Here is an excerpt of the section:
The integrity of an impedance grounded system shall be monitored, and the system shall have an audible or visual alarm that corresponds to the occurrence of
- a ground fault on current-carrying conductors, including the neutral conductor where line-to neutral loads are served;
- a ground fault on the conductor connecting the impedance grounding device to the source; and
- a loss of continuity of the impedance grounding circuit from the system source through the impedance grounding device to the grounded non-current-carrying conductive parts of the electrical system.
Most NGR monitoring relays on the market are compliant with the open circuit detection requirement, but only two relays are compliant with the short circuit requirement.
A sensing resistor or coupling device is normally used to monitor the neutral path to ensure the NGR is not in an open condition. When a short condition is present, the NGR path has a parallel path. As a result, the sensing resistor current still has a full path, even though the NGR is in a short condition. This can result in a false sense of safety. If a ground fault were to happen, the resistor would fail and the ground fault would be uncontrolled, causing the destruction of equipment and potential injury or death to personnel.
As a user or customer of NGRs, you must be aware which ground fault relays support short condition monitoring and which do not.
The method of short circuit detection deployed by the i-Gard Sigma is based on measuring the leakage current present in the system, as described by i-Gard documentation in the SIGMA manual.

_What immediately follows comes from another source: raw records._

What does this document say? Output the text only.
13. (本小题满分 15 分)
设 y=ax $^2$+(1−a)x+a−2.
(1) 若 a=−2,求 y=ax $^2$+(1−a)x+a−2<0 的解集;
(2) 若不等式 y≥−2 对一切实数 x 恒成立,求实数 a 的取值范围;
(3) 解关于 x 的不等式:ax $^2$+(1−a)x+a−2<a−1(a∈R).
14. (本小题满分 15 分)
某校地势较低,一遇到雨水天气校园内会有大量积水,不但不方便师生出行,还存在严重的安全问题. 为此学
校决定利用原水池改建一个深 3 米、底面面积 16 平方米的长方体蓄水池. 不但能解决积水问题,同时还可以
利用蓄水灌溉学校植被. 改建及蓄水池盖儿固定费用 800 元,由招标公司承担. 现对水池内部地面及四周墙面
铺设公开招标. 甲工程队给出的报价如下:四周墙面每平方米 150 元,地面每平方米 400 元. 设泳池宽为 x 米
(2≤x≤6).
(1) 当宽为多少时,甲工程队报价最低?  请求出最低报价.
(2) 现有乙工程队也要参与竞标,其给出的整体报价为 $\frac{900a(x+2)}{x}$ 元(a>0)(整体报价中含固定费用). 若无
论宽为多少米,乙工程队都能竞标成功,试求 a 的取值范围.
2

In a balanced power system under normal operating conditions, there is little to no leakage current present and as such, the Sigma would fail to detect short circuits reliably. The Sigma cannot be relied upon to trip in a shorted-NGR condition, as required by the Code. This may also cause false trips, which may leave systems out of service temporarily when there is no true fault.
The SE-325 requires the use of a sensing resistor to detect open circuit NGR’s but does not have any capability to monitor for short circuits.
The RC48N requires the use of a coupling device to detect open circuit NGR’s but does not have any capability to monitor short circuits.